Electroluminescent devices are used in a variety of low power applications. For example, many battery-operated devices, such as wrist watches, utilize electroluminescent illuminators to illuminate their displays. In such devices, energy for activating the electroluminescent lamp typically is provided by a battery at a voltage range of 1-9 V. However, for proper operation, electroluminescent lamps operate at much higher voltages, on the order of 50-300 V. Thus, typical battery output voltages are inadequate for directly driving electroluminescent lamps.
Another limitation of battery sources is that batteries supply DC voltages, while electroluminescent displays typically emit light responsive to AC voltages. To improve the lifetime of the lamp and for acceptable performance, the driving voltage for the electrolimrlinescent lamp preferably approximates a sine wave.
A variety of circuit structures have been suggested for driving electroluminescent lamps using batteries as power sources. For example, U.S. Pat. No. 5,349,269 to Kimball employs two inverters that each supply high frequency pulses to a lamp. To improve the efficiency of the lamp, each of the inverters drives an opposite terminal of the lamp so that the overall voltage change across the lamp is twice the voltage of pulses from each of the inverters. Unfortunately, the use of two inverters increases the cost and difficulty of fabrication of the driving circuit, in part because each of the inverters requires a separate inductor.
In another approach described in U.S. Pat. No. 4,527,096 to Kindlmann, a single inductor is used to drive opposite sides of an electroluminescent lamp through a switching network. The inductor drives a first side of the electroluminescent lamp while the second side of the lamp is coupled to ground. The inductor injects current to the first side of the lamp thereby charging the lamp to high voltage. Then, the lamp is discharged by coupling the first side to ground.

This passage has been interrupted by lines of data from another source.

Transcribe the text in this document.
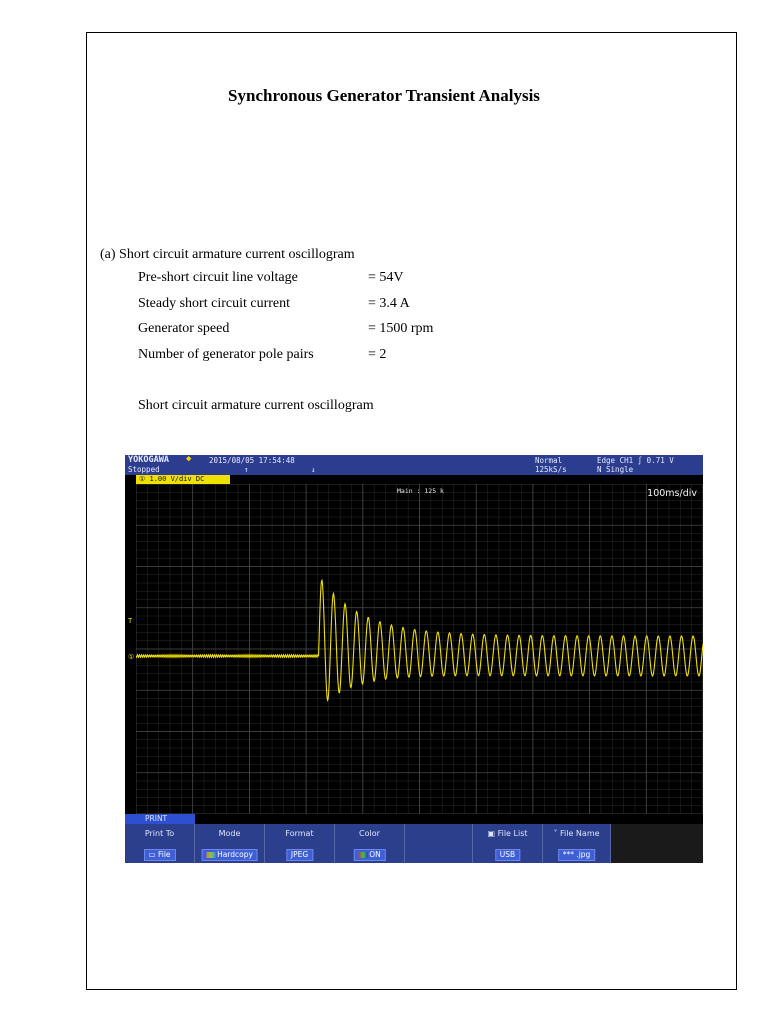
Synchronous Generator Transient Analysis
(a) Short circuit armature current oscillogram
Pre-short circuit line voltage	= 54V
Steady short circuit current	= 3.4 A
Generator speed	= 1500 rpm
Number of generator pole pairs	= 2
Short circuit armature current oscillogram
YOKOGAWA ◆ 2015/08/05 17:54:48
Stopped	↑	↓
Normal
125kS/s
Edge CH1 ∫ 0.71 V
N Single
① 1.00 V/div DC
Main : 125 k	100ms/div
T
①
PRINT
Print To
▭ File
Mode
Hardcopy
Format
JPEG
Color
ON
▣ File List
USB
˅ File Name
*** .jpg
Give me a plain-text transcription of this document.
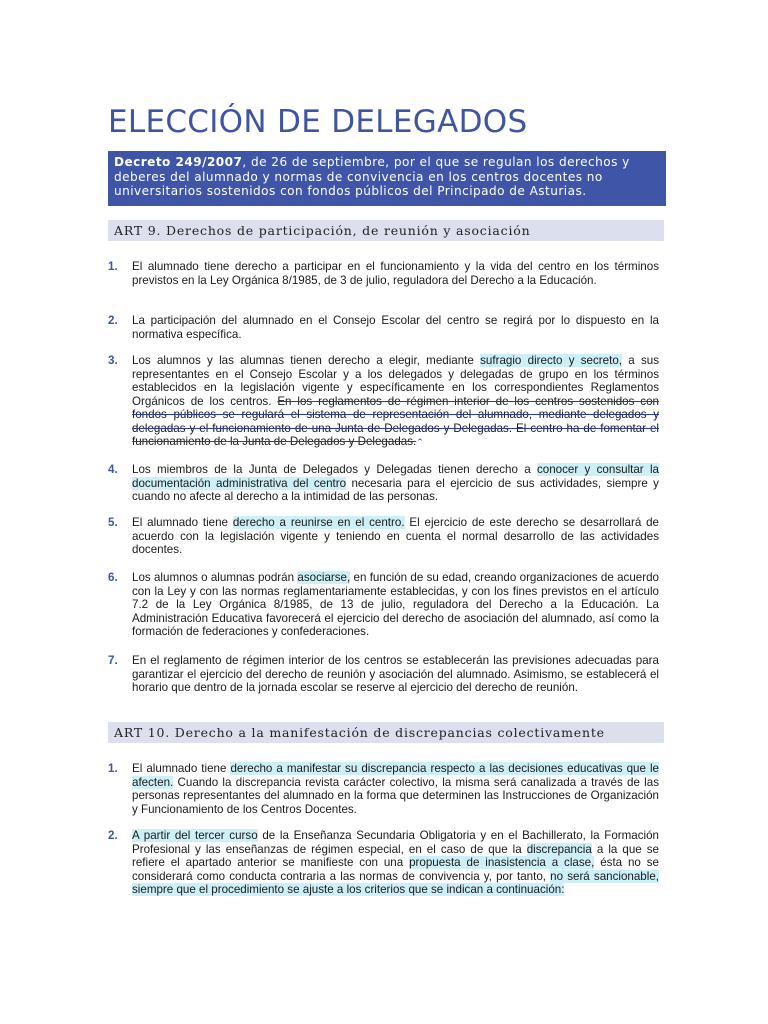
ELECCIÓN DE DELEGADOS
Decreto 249/2007, de 26 de septiembre, por el que se regulan los derechos y deberes del alumnado y normas de convivencia en los centros docentes no universitarios sostenidos con fondos públicos del Principado de Asturias.
ART 9. Derechos de participación, de reunión y asociación
1.	El alumnado tiene derecho a participar en el funcionamiento y la vida del centro en los términos previstos en la Ley Orgánica 8/1985, de 3 de julio, reguladora del Derecho a la Educación.
2.	La participación del alumnado en el Consejo Escolar del centro se regirá por lo dispuesto en la normativa específica.
3.	Los alumnos y las alumnas tienen derecho a elegir, mediante sufragio directo y secreto, a sus representantes en el Consejo Escolar y a los delegados y delegadas de grupo en los términos establecidos en la legislación vigente y específicamente en los correspondientes Reglamentos Orgánicos de los centros. En los reglamentos de régimen interior de los centros sostenidos con fondos públicos se regulará el sistema de representación del alumnado, mediante delegados y delegadas y el funcionamiento de una Junta de Delegados y Delegadas. El centro ha de fomentar el funcionamiento de la Junta de Delegados y Delegadas.⌃
4.	Los miembros de la Junta de Delegados y Delegadas tienen derecho a conocer y consultar la documentación administrativa del centro necesaria para el ejercicio de sus actividades, siempre y cuando no afecte al derecho a la intimidad de las personas.
5.	El alumnado tiene derecho a reunirse en el centro. El ejercicio de este derecho se desarrollará de acuerdo con la legislación vigente y teniendo en cuenta el normal desarrollo de las actividades docentes.
6.	Los alumnos o alumnas podrán asociarse, en función de su edad, creando organizaciones de acuerdo con la Ley y con las normas reglamentariamente establecidas, y con los fines previstos en el artículo 7.2 de la Ley Orgánica 8/1985, de 13 de julio, reguladora del Derecho a la Educación. La Administración Educativa favorecerá el ejercicio del derecho de asociación del alumnado, así como la formación de federaciones y confederaciones.
7.	En el reglamento de régimen interior de los centros se establecerán las previsiones adecuadas para garantizar el ejercicio del derecho de reunión y asociación del alumnado. Asimismo, se establecerá el horario que dentro de la jornada escolar se reserve al ejercicio del derecho de reunión.
ART 10. Derecho a la manifestación de discrepancias colectivamente
1.	El alumnado tiene derecho a manifestar su discrepancia respecto a las decisiones educativas que le afecten. Cuando la discrepancia revista carácter colectivo, la misma será canalizada a través de las personas representantes del alumnado en la forma que determinen las Instrucciones de Organización y Funcionamiento de los Centros Docentes.
2.	A partir del tercer curso de la Enseñanza Secundaria Obligatoria y en el Bachillerato, la Formación Profesional y las enseñanzas de régimen especial, en el caso de que la discrepancia a la que se refiere el apartado anterior se manifieste con una propuesta de inasistencia a clase, ésta no se considerará como conducta contraria a las normas de convivencia y, por tanto, no será sancionable, siempre que el procedimiento se ajuste a los criterios que se indican a continuación:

The switching network then couples the inductor to the second side and the inductor charges the second side. The second side is then grounded, once again discharging the lamp. The resulting waveform across the electroluminescent lamp is a sawtooth wave having positive and negative peaks. The sawtooth waveform deviates substantially from the preferred sinusoidal waveform and produces a rapid discharge of the electroluminescent lamp at a relatively high current. This rapid discharge can cause premature failure of the lamp and typically does not provide optimum current draw or efficiency.